Coca-Cola Plans To Open A Factory In War-Torn Gaza
Last year, Gaza suffered heavily by initiating a war with Israel. Over its course, Gaza suffered numerous casualties and much damage to its land. When the war was officially over, the Inquisitr reported on the debilitating aftermath. Apparently, all the building materials they received didn’t go to rebuilding their cities, but for fixing destroyed underground tunnels that run into Israel. As for any humanitarian aid, they were sold on the Black Market instead of given to the injured and needy. Yet, the majority of Palestinians believe they won the war just because Israel — a country with the third most powerful military in the world — wasn’t able to stop them.

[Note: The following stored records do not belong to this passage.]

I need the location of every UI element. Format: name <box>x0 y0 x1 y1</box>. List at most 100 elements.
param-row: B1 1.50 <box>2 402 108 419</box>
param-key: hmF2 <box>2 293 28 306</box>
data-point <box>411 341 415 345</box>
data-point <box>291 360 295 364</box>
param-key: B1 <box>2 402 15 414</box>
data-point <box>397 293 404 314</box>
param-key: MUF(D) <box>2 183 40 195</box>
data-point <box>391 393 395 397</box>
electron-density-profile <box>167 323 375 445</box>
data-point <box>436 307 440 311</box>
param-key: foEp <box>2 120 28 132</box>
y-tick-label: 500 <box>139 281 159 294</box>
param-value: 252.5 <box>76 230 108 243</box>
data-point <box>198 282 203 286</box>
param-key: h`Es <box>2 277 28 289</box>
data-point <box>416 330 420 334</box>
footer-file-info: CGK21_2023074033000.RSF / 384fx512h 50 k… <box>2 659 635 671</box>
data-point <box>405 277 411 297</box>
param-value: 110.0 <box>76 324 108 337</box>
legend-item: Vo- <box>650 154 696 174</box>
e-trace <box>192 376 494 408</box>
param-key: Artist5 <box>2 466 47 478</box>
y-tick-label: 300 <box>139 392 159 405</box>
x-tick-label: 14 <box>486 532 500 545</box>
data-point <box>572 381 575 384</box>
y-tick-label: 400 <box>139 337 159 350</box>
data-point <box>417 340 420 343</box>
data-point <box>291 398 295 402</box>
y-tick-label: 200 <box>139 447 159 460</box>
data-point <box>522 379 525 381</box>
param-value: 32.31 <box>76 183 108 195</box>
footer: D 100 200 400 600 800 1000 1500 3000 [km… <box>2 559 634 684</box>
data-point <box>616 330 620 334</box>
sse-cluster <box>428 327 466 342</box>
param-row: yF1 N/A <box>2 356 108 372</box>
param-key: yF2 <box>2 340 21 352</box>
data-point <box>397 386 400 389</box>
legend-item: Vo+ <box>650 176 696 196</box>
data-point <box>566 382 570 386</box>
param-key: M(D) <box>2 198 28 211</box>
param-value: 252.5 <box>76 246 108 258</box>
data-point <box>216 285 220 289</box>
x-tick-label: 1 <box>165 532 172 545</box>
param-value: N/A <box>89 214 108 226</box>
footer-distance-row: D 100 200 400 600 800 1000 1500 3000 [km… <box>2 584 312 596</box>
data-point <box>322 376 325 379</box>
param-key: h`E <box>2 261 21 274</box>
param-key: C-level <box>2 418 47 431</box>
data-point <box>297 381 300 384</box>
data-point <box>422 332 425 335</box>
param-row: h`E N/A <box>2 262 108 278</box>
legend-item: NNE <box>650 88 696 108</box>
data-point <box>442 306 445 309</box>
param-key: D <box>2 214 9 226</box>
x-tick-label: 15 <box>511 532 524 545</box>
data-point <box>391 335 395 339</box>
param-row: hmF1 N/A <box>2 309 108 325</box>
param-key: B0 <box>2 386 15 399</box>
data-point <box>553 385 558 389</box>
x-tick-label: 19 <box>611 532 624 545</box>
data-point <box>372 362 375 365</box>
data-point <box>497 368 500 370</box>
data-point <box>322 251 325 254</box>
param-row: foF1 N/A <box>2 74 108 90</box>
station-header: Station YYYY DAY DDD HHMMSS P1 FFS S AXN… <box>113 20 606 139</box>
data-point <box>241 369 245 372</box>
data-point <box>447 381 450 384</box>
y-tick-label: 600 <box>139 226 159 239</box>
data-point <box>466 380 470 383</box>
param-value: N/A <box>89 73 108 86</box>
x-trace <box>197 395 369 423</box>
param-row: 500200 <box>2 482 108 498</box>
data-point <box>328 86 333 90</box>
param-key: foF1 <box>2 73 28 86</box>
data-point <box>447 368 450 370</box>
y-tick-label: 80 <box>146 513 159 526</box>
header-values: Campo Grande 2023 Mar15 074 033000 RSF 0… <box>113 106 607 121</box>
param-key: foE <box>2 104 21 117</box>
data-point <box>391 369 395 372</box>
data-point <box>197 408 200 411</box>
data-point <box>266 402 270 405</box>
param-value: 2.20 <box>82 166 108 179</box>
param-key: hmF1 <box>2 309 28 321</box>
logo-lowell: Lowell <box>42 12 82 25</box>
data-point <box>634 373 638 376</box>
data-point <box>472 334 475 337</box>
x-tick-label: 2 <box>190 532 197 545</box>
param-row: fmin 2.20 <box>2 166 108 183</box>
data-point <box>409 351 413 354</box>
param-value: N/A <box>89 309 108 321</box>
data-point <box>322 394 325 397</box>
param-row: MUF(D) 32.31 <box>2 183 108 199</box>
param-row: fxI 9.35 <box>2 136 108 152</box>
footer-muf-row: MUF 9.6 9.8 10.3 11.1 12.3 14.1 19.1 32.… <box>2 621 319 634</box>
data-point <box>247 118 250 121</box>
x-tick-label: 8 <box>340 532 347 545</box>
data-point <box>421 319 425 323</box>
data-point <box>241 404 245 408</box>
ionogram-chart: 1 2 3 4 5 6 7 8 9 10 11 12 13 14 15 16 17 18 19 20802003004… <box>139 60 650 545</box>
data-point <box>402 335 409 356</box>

Despite the war-torn destruction and high liability, some companies are finding Gaza to be a prospect for business. Coca-Cola, the second-most popular cola company, sees that as they finally push forward with plans to build a plant in the war-torn territory.
According to Times of Israel, the building of Coca-Cola’s first plant in the Gaza Strip began last month, December 22. This was marked by the IDF Coordinator of Government Activities (COGAT) in the Territories overseeing the entry of the initial construction equipment. The plant will be located in Gaza’s Karmi industrial zone and will cost $20 million to build. It is expected to employ 1,000 workers. Palestinian entrepreneurs, Munib al-Masri and Zahi Khouri — the latter being chairman of the Palestinian National Beverage Company and owner of three Coca-Cola franchises in the West Bank — initiated the building.
Washington Post followed-up on the report of the new Coca-Cola facility in which they provide details on why a facility is now being built. Zahi Khouri provided a statement on what used to be done for Coca-Cola products in the Gaza Strip.
“We’ve been shipping to Gaza on a regular basis with the approval of the Palestinian Authority and the Israeli authorities. It made commercial sense to have a plant [in Gaza] so we could sell the product at a much a lower cost.”
Also, the timing was important because Coca-Cola is recognized to be supportive of Israel and usually gets targeted by the “Boycott Israel” movement. It also does not help that the construction of the plant is happening when so many feel broader reconstruction efforts are failing. To put this into perspective, about 130,000 tons of construction materials entered Gaza since the war ended. Yet, Gaza needs 5 million tons of construction material to rebuild.
Criticisms aside, do you think Gaza having a Coca-Cola plant will help with the territory? Or do you think this endeavor is already a bust?